| Summary: | IP packet loss on dom0 while xen domU running high load | ||
|---|---|---|---|
| Product: | Red Hat Enterprise Linux 5 | Reporter: | Kirby Zhou <kirbyzhou> |
| Component: | xen | Assignee: | Xen Maintainance List <xen-maint> |
| Status: | CLOSED NOTABUG | QA Contact: | Virtualization Bugs <virt-bugs> |
| Severity: | unspecified | Docs Contact: | |
| Priority: | unspecified | ||
| Version: | 5.5 | CC: | drjones, leiwang, mrezanin, xen-maint, yuzhang |
| Target Milestone: | rc | ||
| Target Release: | --- | ||
| Hardware: | Unspecified | ||
| OS: | Unspecified | ||
| Whiteboard: | |||
| Fixed In Version: | Doc Type: | Bug Fix | |
| Doc Text: | Story Points: | --- | |
| Clone Of: | Environment: | ||
| Last Closed: | 2011-03-17 08:25:17 UTC | Type: | --- |
| Regression: | --- | Mount Type: | --- |
| Documentation: | --- | CRM: | |
| Verified Versions: | Category: | --- | |
| oVirt Team: | --- | RHEL 7.3 requirements from Atomic Host: | |
| Cloudforms Team: | --- | Target Upstream Version: | |
|
Description
Kirby Zhou
2011-03-16 11:56:29 UTC
More info:
in the file /etc/xen/vm-test, change the following lines
vcpus = 14
cpus = "0-11"
to
vcpus = 14
cpus = "0-15"
The actual result would be:
[ 3] Server Report:
[ 3] 0.0-10.0 sec 58.9 MBytes 49.4 Mbits/sec 0.011 ms 7734/625000 (1.2%)

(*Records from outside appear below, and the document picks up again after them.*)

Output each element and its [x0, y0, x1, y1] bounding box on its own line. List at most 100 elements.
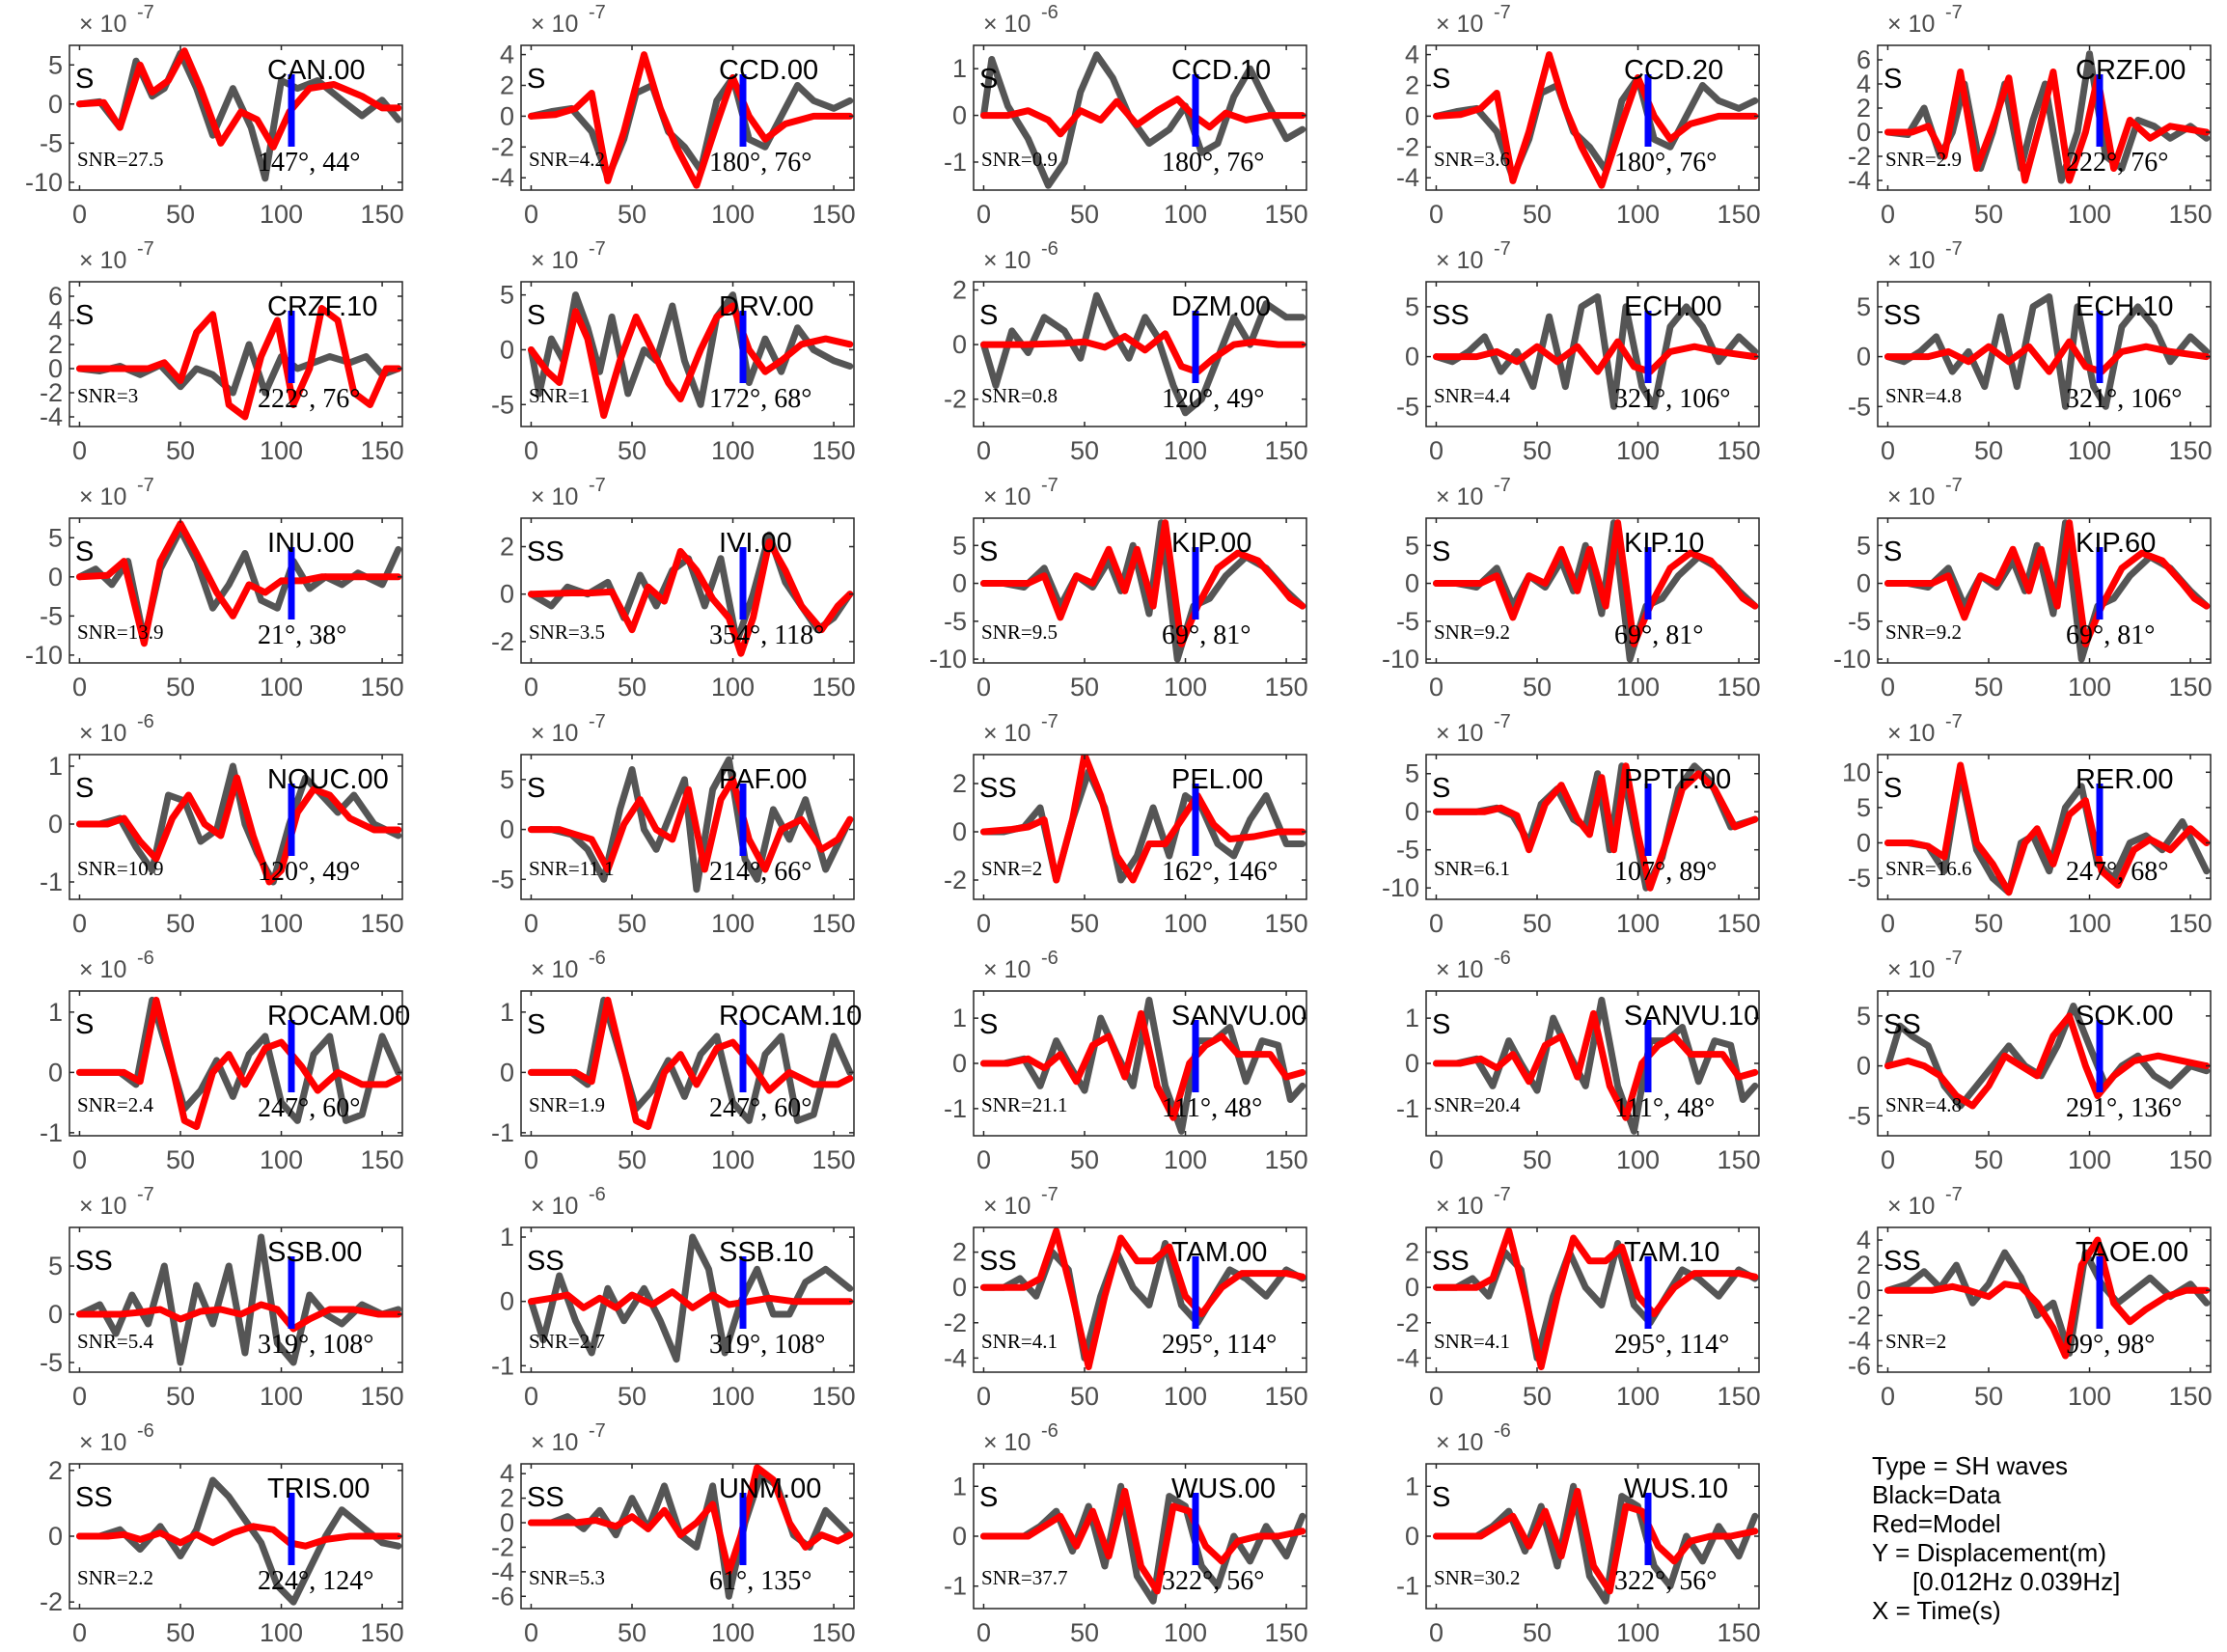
phase-label: S	[979, 537, 998, 567]
x-tick-label: 50	[1974, 909, 2003, 938]
station-label: CCD.00	[719, 55, 818, 86]
x-tick-label: 0	[524, 673, 538, 702]
y-tick-label: 5	[500, 281, 514, 310]
y-exponent-power: -7	[589, 2, 606, 23]
y-tick-label: -4	[491, 1557, 514, 1586]
y-tick-label: 5	[48, 1252, 63, 1280]
y-tick-label: 1	[1405, 1004, 1419, 1032]
axes-box	[973, 281, 1307, 427]
x-tick-label: 150	[1718, 200, 1761, 229]
snr-label: SNR=2.2	[77, 1566, 153, 1589]
phase-label: S	[1432, 773, 1450, 804]
x-tick-label: 0	[1881, 673, 1895, 702]
x-tick-label: 50	[1070, 200, 1099, 229]
x-tick-label: 50	[1974, 436, 2003, 465]
model-trace	[76, 774, 402, 886]
azimuth-distance-label: 61°, 135°	[709, 1566, 811, 1596]
y-exponent-label: × 10	[531, 483, 578, 510]
y-tick-label: 1	[48, 752, 63, 781]
data-trace	[76, 1476, 402, 1606]
phase-label: S	[1883, 64, 1902, 95]
station-label: KIP.60	[2076, 528, 2156, 559]
y-tick-label: -4	[1396, 163, 1419, 192]
x-tick-label: 100	[1164, 909, 1207, 938]
x-tick-label: 100	[1616, 1382, 1660, 1411]
x-tick-label: 50	[1523, 1382, 1552, 1411]
x-tick-label: 150	[1718, 436, 1761, 465]
phase-label: SS	[1432, 1246, 1470, 1277]
y-exponent-power: -7	[1945, 1184, 1963, 1205]
x-tick-label: 50	[1974, 673, 2003, 702]
axes-box	[1877, 44, 2212, 191]
y-exponent-power: -7	[1945, 238, 1963, 260]
seismogram-panel: 0 50 100 150 -4 -2 0 2 × 10 -7 SS TAM.10 SNR=4.1 295°…	[1396, 1184, 1761, 1411]
y-tick-label: 0	[1405, 343, 1419, 372]
y-tick-label: 2	[952, 1238, 967, 1267]
x-tick-label: 150	[812, 673, 856, 702]
x-tick-label: 100	[2068, 909, 2111, 938]
station-label: TAM.00	[1171, 1237, 1267, 1268]
y-exponent-power: -6	[1041, 2, 1059, 23]
y-tick-label: -6	[1848, 1351, 1871, 1380]
y-exponent-power: -7	[1945, 948, 1963, 969]
y-tick-label: 0	[500, 1058, 514, 1087]
station-label: ROCAM.10	[719, 1001, 862, 1032]
x-tick-label: 100	[711, 1382, 755, 1411]
snr-label: SNR=0.8	[981, 384, 1058, 407]
y-tick-label: 1	[952, 54, 967, 83]
model-trace	[1433, 51, 1759, 189]
seismogram-panel: 0 50 100 150 -1 0 1 × 10 -6 S SANVU.10 SNR=20.4 111°…	[1396, 948, 1761, 1174]
x-tick-label: 150	[812, 200, 856, 229]
station-label: WUS.00	[1171, 1473, 1276, 1504]
azimuth-distance-label: 319°, 108°	[709, 1330, 825, 1360]
station-label: TAM.10	[1624, 1237, 1719, 1268]
data-trace	[1884, 1003, 2211, 1110]
y-tick-label: 2	[1856, 94, 1871, 123]
azimuth-distance-label: 107°, 89°	[1614, 857, 1717, 887]
model-trace	[1433, 1227, 1759, 1370]
axes-box	[1425, 1226, 1760, 1373]
seismogram-panel: 0 50 100 150 -1 0 1 × 10 -6 S WUS.00 SNR=37.7 322°, …	[944, 1420, 1308, 1647]
y-tick-label: 4	[1856, 69, 1871, 98]
station-label: WUS.10	[1624, 1473, 1728, 1504]
y-exponent-label: × 10	[79, 1193, 126, 1220]
axes-box	[69, 44, 403, 191]
snr-label: SNR=4.4	[1434, 384, 1510, 407]
y-exponent-power: -6	[137, 711, 154, 732]
y-exponent-label: × 10	[79, 483, 126, 510]
y-exponent-label: × 10	[531, 720, 578, 747]
station-label: SOK.00	[2076, 1001, 2174, 1032]
y-exponent-label: × 10	[1887, 483, 1935, 510]
y-exponent-label: × 10	[983, 720, 1031, 747]
x-tick-label: 0	[72, 1382, 87, 1411]
axes-box	[1877, 990, 2212, 1137]
model-trace	[1433, 519, 1759, 647]
y-tick-label: -10	[25, 641, 63, 670]
y-tick-label: 0	[952, 330, 967, 359]
snr-label: SNR=2.9	[1885, 148, 1962, 171]
snr-label: SNR=10.9	[77, 857, 163, 880]
x-tick-label: 0	[1881, 909, 1895, 938]
seismogram-panel: 0 50 100 150 -1 0 1 × 10 -6 S ROCAM.10 SNR=1.9 247°,…	[491, 948, 862, 1174]
x-tick-label: 50	[1070, 1618, 1099, 1647]
x-tick-label: 150	[2169, 909, 2213, 938]
y-tick-label: 2	[500, 533, 514, 562]
y-tick-label: 0	[952, 1273, 967, 1302]
x-tick-label: 150	[2169, 673, 2213, 702]
x-tick-label: 0	[524, 436, 538, 465]
y-tick-label: 5	[48, 523, 63, 552]
y-exponent-power: -6	[589, 1184, 606, 1205]
y-exponent-label: × 10	[983, 956, 1031, 983]
azimuth-distance-label: 99°, 98°	[2066, 1330, 2155, 1360]
y-tick-label: 0	[1856, 828, 1871, 857]
axes-box	[520, 1226, 855, 1373]
phase-label: S	[1883, 537, 1902, 567]
y-tick-label: 0	[1856, 118, 1871, 147]
y-tick-label: 0	[48, 810, 63, 839]
x-tick-label: 100	[260, 673, 303, 702]
y-tick-label: 0	[500, 335, 514, 364]
snr-label: SNR=3.5	[529, 620, 605, 644]
y-exponent-power: -7	[137, 475, 154, 496]
seismogram-panel: 0 50 100 150 -1 0 1 × 10 -6 S SANVU.00 SNR=21.1 111°…	[944, 948, 1308, 1174]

the packet drop rate is lower than prior, but still high.
I *guess* this is by design. All VCPUs including the ones belonging to Domain0 are given the same priority by default for schedule. So in case of high CPU load, all VCPUs belonging to DomainU and Domain0 have to share the limited computing resources. Thus the performance of Domain0 and DomainU is not isolated. Xen does provide some kind of scheme for performance isolation, such as CPU WEIGHT and CAP. But it really depends. For the scenario in Description, you could either (1) Give lower weight to DomainU VCPUs via 'xm sched-credit' or (2) Give a proper CAP(also via xm sched-credit) to DomainU to make sure it couldn't consume too much cpu time. or (3) Simply reduce number of VCPUs of DomainU. All these three methods could make sure Domain0 VCPUs get more CPU time, and of course would have some impact on application running within DomainU. It depends on how you trade off. BTW, it is not recommended to run applications within Domain0. I agree with Yufang that this isn't a bug. When the hypervisor is scheduling vcpus it can't know that some of them are trying to receive udp packets, which, if not received immediately, will get dropped. When you move the bzip into dom0 then the dom0 kernel can schedule more intelligently, and thus keep the udp receiving task active, avoiding packet loss. I would be a bit more concerned if you had packet loss while using tcp, but even then without the hypervisor being informed of vcpu priorities (using sched-credit as pointed out by Yufang), then the dom0 vcpus may not get the cycles they need to keep a tcp connection alive. |